Bei meinem JUnit-Test wird allerdings immer eine IllegalStateException bei "have.iterator().remove();" (have ist eine Collection(ArrayList), in die die Primfaktoren geschrieben werden) geworfen :/

Ich hoffe ihr könnt mir helfen


----------



## SlaterB (8. Mai 2009)

du kannst um den entsprechenden Java-Code ein try/catch bauen und dir die Exception anschauen,
du kannst vergleichsweise an einer völlig anderen Stelle eine  UnsupportedOperationException werden

wenn JUnit daraus intern letztlich was anderes macht, dann hast du darauf vielleicht keinen Einfluss,
aber genaueres weiß ich nicht


----------



## 0din (8. Mai 2009)

scheuch dein prog doch mal im debug modus durch die gegend
warscheinlich wird der fehler nämlich nicht an der stelle geworfen sondern du hast irgendwo anders den wurm drin


----------



## mKz (8. Mai 2009)

habe ich schon SlaterB, die falsche Exception wird genau bei "have.iterator().remove();" geworfen


----------



## SlaterB (8. Mai 2009)

> Bei meinem JUnit-Test wird allerdings immer eine IllegalStateException bei "have.iterator().remove();" (have ist eine Collection(ArrayList),

die iterator()-Methode von ArrayList bzw. der dort zurückgegebene Iterator ist entscheidend, und der wirft IllegalStateException,

noch mal von vorne bzw. bisher gabs nur falsche Tipps, auch von mir:
warum sollte der Aufruf ArrayList.iterator().remove(); etwas mit einer von dir programmierten remove()-Methode zu tun haben,
wo ist der Zusammenhang?


----------



## mKz (8. Mai 2009)

Nun, ich sollte die Iterator-Methode remove() neu definieren (damit sie bei jedem Aufruf eine UnsuspportedOperationException wirft).

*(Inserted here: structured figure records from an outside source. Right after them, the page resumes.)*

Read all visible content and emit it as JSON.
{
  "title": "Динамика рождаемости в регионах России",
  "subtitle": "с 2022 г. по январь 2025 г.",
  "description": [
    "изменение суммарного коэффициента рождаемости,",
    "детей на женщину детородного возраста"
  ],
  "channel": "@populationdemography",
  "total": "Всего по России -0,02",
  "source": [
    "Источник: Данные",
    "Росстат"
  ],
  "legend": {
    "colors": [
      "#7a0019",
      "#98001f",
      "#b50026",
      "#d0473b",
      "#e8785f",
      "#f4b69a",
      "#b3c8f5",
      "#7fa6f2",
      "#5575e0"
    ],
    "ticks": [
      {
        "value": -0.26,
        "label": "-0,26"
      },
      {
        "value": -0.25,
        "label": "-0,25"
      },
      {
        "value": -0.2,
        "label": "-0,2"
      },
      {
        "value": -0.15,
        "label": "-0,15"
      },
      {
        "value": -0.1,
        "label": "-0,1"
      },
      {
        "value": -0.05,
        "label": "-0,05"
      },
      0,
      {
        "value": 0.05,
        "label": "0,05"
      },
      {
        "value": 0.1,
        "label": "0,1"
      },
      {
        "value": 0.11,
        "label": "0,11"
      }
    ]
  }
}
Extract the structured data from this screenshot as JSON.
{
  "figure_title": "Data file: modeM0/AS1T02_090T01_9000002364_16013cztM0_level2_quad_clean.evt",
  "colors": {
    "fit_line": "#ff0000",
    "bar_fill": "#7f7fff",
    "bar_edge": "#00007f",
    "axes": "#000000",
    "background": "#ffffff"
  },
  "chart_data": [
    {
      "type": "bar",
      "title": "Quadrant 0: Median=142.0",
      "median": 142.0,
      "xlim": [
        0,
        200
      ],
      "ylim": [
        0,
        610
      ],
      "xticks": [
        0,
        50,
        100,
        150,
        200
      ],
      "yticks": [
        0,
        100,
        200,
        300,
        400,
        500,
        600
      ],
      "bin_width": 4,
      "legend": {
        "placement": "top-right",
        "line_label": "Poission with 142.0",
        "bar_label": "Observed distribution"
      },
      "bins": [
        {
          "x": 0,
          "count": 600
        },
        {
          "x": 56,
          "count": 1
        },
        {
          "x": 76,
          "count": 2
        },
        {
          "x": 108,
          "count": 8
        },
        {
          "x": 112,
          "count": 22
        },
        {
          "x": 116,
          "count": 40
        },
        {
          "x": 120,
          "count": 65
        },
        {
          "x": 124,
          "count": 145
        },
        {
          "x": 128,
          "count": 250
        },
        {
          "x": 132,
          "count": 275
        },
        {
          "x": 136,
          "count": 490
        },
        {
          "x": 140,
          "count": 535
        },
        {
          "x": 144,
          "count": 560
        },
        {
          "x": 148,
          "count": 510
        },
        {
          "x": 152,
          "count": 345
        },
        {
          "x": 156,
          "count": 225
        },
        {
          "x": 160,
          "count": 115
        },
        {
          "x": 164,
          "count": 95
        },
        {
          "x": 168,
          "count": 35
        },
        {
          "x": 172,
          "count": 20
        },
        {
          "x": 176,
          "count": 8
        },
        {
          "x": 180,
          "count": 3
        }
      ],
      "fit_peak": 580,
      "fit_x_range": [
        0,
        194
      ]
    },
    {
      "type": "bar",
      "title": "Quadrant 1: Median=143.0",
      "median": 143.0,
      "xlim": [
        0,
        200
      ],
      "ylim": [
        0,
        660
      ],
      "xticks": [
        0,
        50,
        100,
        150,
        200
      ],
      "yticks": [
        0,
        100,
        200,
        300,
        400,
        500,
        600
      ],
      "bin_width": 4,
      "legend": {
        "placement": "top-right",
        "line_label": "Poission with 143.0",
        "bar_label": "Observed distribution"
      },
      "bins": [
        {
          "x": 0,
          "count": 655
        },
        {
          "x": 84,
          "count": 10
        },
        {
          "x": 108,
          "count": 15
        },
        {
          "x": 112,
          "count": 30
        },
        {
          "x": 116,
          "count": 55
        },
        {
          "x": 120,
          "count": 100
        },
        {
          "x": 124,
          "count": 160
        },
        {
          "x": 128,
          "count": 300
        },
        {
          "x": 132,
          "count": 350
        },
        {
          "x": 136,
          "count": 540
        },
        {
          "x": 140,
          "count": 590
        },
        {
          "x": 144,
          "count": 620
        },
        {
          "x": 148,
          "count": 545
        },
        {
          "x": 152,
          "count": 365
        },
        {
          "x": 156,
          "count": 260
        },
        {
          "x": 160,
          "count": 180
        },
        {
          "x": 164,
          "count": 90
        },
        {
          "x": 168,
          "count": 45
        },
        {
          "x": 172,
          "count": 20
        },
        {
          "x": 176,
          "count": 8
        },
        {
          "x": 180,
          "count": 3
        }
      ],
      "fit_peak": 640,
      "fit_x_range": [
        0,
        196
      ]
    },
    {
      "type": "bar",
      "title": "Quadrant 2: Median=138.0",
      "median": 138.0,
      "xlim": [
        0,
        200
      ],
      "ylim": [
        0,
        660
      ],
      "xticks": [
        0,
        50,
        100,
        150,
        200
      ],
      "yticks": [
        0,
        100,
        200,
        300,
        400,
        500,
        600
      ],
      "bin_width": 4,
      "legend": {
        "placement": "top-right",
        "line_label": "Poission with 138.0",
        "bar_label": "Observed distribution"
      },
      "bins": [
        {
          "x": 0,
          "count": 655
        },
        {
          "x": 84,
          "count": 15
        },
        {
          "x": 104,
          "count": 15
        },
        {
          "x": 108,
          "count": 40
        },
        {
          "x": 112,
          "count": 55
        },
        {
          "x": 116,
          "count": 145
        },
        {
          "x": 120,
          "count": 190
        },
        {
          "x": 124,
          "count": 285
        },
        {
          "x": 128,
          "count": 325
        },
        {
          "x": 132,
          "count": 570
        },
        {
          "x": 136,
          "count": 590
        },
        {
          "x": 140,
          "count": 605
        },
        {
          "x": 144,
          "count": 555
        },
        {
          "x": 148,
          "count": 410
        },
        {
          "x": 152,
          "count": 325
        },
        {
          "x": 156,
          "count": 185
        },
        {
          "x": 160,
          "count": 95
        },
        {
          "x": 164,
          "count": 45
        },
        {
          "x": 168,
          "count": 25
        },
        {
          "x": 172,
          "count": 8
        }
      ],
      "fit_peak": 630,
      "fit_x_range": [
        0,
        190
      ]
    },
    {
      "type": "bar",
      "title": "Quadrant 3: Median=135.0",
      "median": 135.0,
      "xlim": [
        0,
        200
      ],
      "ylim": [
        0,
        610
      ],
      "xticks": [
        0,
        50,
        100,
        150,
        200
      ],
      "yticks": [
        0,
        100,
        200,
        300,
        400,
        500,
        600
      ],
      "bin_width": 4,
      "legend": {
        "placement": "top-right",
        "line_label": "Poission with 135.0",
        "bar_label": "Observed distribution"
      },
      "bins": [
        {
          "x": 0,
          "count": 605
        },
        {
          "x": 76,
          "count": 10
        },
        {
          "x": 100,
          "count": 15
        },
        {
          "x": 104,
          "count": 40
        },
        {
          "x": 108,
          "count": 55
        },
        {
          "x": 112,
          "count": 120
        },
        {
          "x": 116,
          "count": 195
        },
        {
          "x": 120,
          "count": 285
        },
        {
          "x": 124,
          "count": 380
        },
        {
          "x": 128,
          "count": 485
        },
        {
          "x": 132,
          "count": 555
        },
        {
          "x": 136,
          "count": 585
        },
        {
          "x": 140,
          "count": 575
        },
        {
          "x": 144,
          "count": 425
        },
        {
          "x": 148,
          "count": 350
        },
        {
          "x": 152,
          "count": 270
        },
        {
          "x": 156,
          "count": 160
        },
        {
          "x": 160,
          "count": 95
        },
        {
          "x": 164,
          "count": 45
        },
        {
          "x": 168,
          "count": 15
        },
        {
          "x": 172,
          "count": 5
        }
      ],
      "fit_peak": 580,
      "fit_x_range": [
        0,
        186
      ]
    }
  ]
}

Nun möchte ich dies einfach testen. Funktioniert aber leider nicht :/


----------



## SlaterB (8. Mai 2009)

WIE möchtest du sie neu definieren und wie testest du?

eine denkbare Variante wäre, statt ArrayList eine eigene Klasse zu verwenden 
(die vielleicht von ArrayList erbt und lediglich einen neuen Iterator zurückgibt)

einfach so sich was wüschen oder 'irgendwo' definieren hilft nicht unbedingt,
es braucht schon ein schlüssiges Konzept


----------